I am really enjoying making bread these days. And in the last week or so I have become obsessed with Focaccia. It’s quite hard to actually get it right. For me, it needs lots of olive oil, herbs and salt. I have made a few not so wonderful versions in the last week. Some were too dry, some the toppings didn’t shine through but this one, this one is my favourite. Light, fluffy, moist and you can actually taste the oil. They key is to not overwork it and add loads of oil.

I’ve been tackling some of the DIY jobs in the house this week. In our house, the painting jobs are divided up. My partner D paints the walls and I do all the fiddly parts, like corners and the woodwork. I of course gave up half way through and have been looking at scruffy doors and skirting for the past few years. I have been lazy and less proactive than I should be until this week that is, which is perfect as it means I am around to give my attention to the Focaccia.
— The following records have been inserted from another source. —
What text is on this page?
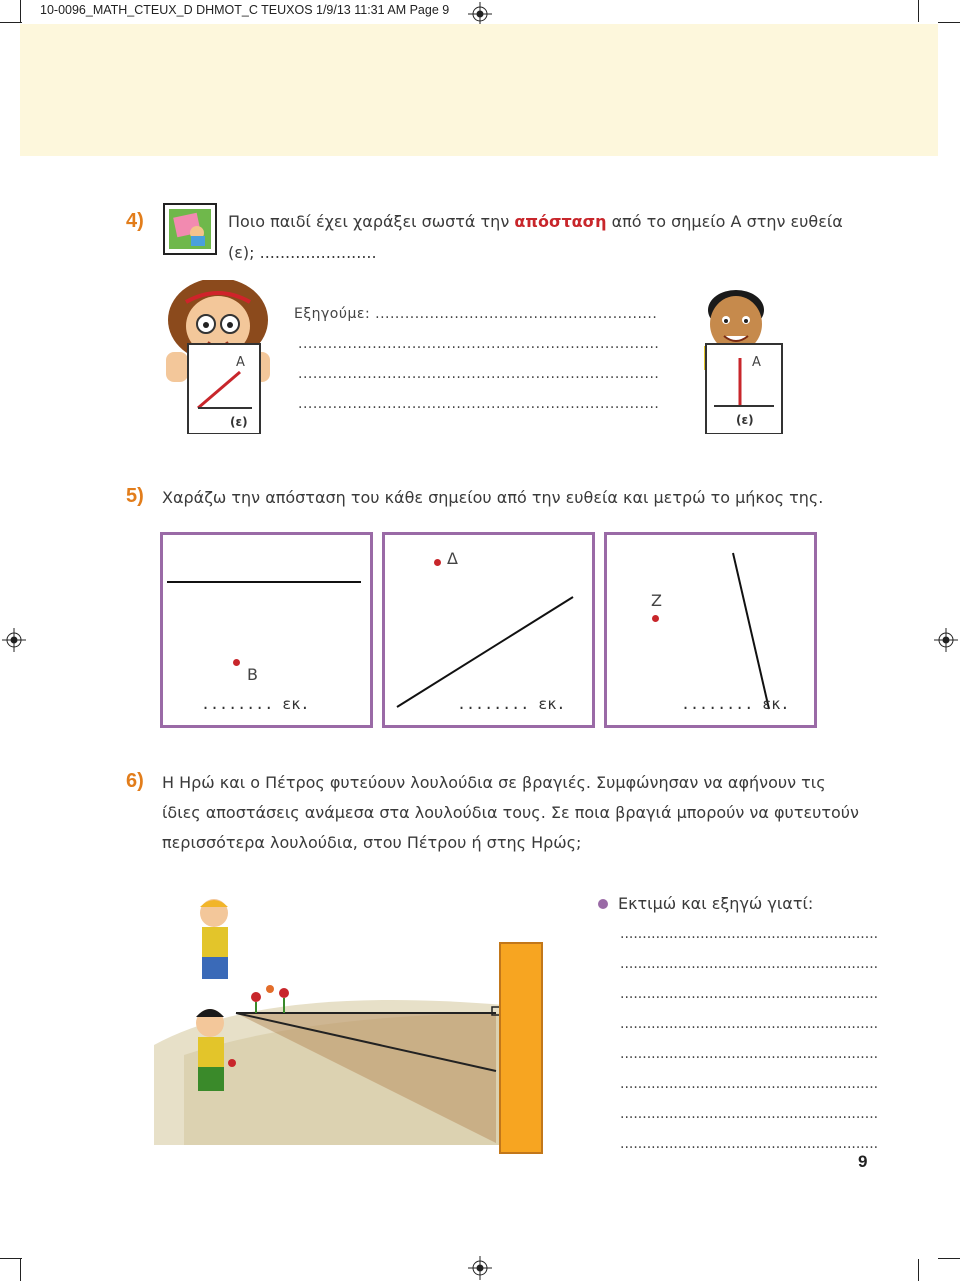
10-0096_MATH_CTEUX_D DHMOT_C TEUXOS 1/9/13 11:31 AM Page 9
4)	Ποιο παιδί έχει χαράξει σωστά την απόσταση από το σημείο Α στην ευθεία
(ε); .......................
Α
(ε)
Εξηγούμε: .........................................................
.........................................................................
.........................................................................
.........................................................................
Α
(ε)
5) Χαράζω την απόσταση του κάθε σημείου από την ευθεία και μετρώ το μήκος της.
Β
........ εκ.
Δ
........ εκ.
Ζ
........ εκ.
6) Η Ηρώ και ο Πέτρος φυτεύουν λουλούδια σε βραγιές. Συμφώνησαν να αφήνουν τις
ίδιες αποστάσεις ανάμεσα στα λουλούδια τους. Σε ποια βραγιά μπορούν να φυτευτούν
περισσότερα λουλούδια, στου Πέτρου ή στης Ηρώς;
Εκτιμώ και εξηγώ γιατί:
..........................................................
..........................................................
..........................................................
..........................................................
..........................................................
..........................................................
..........................................................
..........................................................
9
I have come up with a recipe that only requires attention every hour and only once or twice, it’s quite simple actually. Which is great as I have been sanding, filling and painting the woodwork in our utility room. So every hour, I’d put down the paint brush and go attend the focaccia, which allowed the paint to dry before  I had to continue DIYing. It’s been a very therapeutic and productive couple of days!
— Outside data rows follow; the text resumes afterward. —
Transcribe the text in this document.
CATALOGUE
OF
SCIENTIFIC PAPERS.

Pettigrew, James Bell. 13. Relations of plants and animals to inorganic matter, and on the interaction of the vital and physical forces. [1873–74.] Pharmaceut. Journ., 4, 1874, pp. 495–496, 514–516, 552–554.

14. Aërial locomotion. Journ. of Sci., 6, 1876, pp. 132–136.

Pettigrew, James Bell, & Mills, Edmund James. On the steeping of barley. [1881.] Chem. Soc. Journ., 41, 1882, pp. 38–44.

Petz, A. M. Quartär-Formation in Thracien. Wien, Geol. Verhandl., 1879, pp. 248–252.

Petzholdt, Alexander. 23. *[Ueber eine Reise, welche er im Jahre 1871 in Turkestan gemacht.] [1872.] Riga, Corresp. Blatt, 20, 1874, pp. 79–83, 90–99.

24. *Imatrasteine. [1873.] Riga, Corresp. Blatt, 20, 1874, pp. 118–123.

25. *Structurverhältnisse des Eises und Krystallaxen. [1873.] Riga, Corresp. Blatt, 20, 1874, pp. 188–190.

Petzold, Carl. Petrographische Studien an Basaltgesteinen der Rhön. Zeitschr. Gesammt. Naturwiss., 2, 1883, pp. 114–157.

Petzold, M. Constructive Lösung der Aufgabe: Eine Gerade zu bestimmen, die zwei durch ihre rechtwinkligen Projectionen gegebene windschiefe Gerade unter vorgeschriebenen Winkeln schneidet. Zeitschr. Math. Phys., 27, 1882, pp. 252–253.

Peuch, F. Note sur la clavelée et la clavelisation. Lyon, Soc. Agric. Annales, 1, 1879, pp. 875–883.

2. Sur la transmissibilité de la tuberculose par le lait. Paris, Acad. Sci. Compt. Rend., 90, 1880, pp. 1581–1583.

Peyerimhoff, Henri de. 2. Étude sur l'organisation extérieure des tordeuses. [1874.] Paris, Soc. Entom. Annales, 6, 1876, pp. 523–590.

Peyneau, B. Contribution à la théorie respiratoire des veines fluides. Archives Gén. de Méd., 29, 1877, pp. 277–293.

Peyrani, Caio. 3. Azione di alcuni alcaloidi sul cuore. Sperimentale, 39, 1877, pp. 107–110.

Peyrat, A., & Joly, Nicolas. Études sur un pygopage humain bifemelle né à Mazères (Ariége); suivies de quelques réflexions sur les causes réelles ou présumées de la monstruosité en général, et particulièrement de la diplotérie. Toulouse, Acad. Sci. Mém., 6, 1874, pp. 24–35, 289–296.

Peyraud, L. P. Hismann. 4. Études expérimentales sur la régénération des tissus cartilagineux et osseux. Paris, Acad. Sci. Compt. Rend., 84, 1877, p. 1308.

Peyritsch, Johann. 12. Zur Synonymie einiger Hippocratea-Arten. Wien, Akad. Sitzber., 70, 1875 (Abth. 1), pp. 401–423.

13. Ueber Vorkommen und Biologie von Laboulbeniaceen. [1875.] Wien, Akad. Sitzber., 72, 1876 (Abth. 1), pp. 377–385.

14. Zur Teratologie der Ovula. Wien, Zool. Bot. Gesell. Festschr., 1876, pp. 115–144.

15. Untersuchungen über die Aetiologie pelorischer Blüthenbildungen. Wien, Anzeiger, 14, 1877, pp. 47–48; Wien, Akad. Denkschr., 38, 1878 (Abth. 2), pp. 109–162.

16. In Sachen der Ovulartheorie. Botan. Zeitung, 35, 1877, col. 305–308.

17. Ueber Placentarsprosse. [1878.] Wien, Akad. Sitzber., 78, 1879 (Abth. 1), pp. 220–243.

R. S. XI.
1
I had some (very little) fresh rosemary and always have lots of dried herbs to hand. But use what herbs you feel like, throw in some olives to top or red onion. There are many choices on how to finish this, but the base focaccia recipe works for all.
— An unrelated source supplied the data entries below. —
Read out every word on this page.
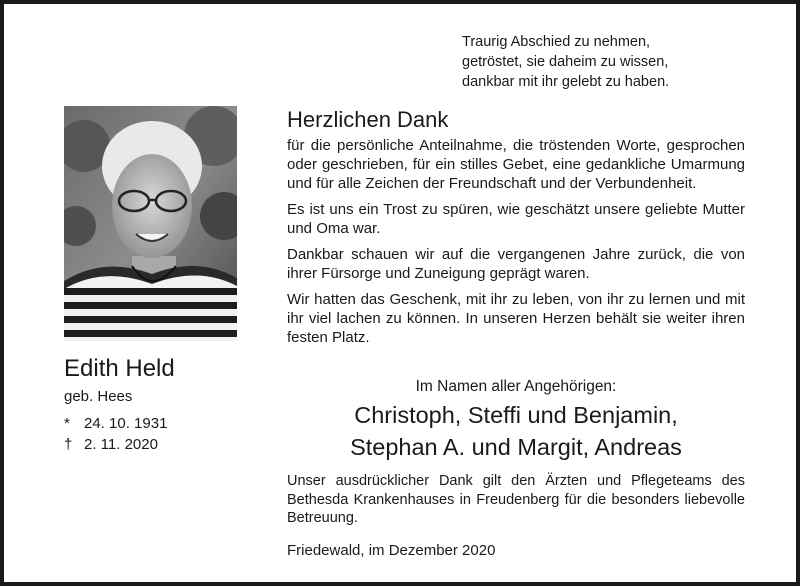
Traurig Abschied zu nehmen,
getröstet, sie daheim zu wissen,
dankbar mit ihr gelebt zu haben.
Edith Held
geb. Hees
* 24. 10. 1931
† 2. 11. 2020
Herzlichen Dank

für die persönliche Anteilnahme, die tröstenden Worte, gesprochen oder geschrieben, für ein stilles Gebet, eine gedankliche Umarmung und für alle Zeichen der Freundschaft und der Verbundenheit.

Es ist uns ein Trost zu spüren, wie geschätzt unsere geliebte Mutter und Oma war.

Dankbar schauen wir auf die vergangenen Jahre zurück, die von ihrer Fürsorge und Zuneigung geprägt waren.

Wir hatten das Geschenk, mit ihr zu leben, von ihr zu lernen und mit ihr viel lachen zu können. In unseren Herzen behält sie weiter ihren festen Platz.

Im Namen aller Angehörigen:
Christoph, Steffi und Benjamin,
Stephan A. und Margit, Andreas
Unser ausdrücklicher Dank gilt den Ärzten und Pflegeteams des Bethesda Krankenhauses in Freudenberg für die besonders liebevolle Betreuung.
Friedewald, im Dezember 2020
  • 500 g strong white bread flour
  • 2 tsp salt
  • 2 packets dried easy blend yeast (about 14 g)
  • 4 tbsp olive oil
  • 400 ml cold water
  • 1 tbsp fresh rosemary, chopped
  • 1 tbsp mixed dried herbs, I used thyme, rosemary and oregano
  • olive oil for drizzling
  • 1-2 tsp Smoked salt crystals, depending on how salty you like it


I use a stand mixer for this, but if you are making by hand, it’s simple to follow.


Place in the bowl of the mixer the flour, salt, yeast, olive oil and 300 ml of the water. Mix on a low speed to start for about 2 minutes, until combined. Then slowly drizzle in the remaining 100 ml of water to the dough and continue to mix on a gentle speed. The mixture will slosh around a bit while it soaks up the extra liquid. If making this by hand, mix the ingredients in the bowl until gently combined but not fully, then add in the remaining water and gently squish it in.

When the dough is combined, knead it for 5 minutes. It is a sticky dough, so don’t think you need to add more flour.

Place in an oiled bowl and cover with cling film. Leave to rise for about an hour in a warm place or until doubled in size. I put mine in the sunny window and add a warm hot water bottle to give it a helping hand as our house is always cold!


Oil a baking tray and remove the dough from the bowl into the tray. Flour your hands and squish the dough to the edges of the tray. Leave for another hour in a warm place. Pre heat the oven to 220 C/200 C fan oven.


Once it has risen again and looks softer and pillowy, with floured hands, make dimples in the top with your fingers.

Sprinkle with the herbs, drizzle generously with oil about 1.5 tbsps and sprinkle with the salt. I use smoked sea salt crystals for added flavour, but regular salt crystals are fine.


Pop into the oven for 20 minutes. It will have risen and turned a golden brown. Remove from the oven and leave to cool. Drizzle with a little more oil.

This bread is perfect to serve on the side of soups, to make sandwiches or to simply dip into olive oil and munch away.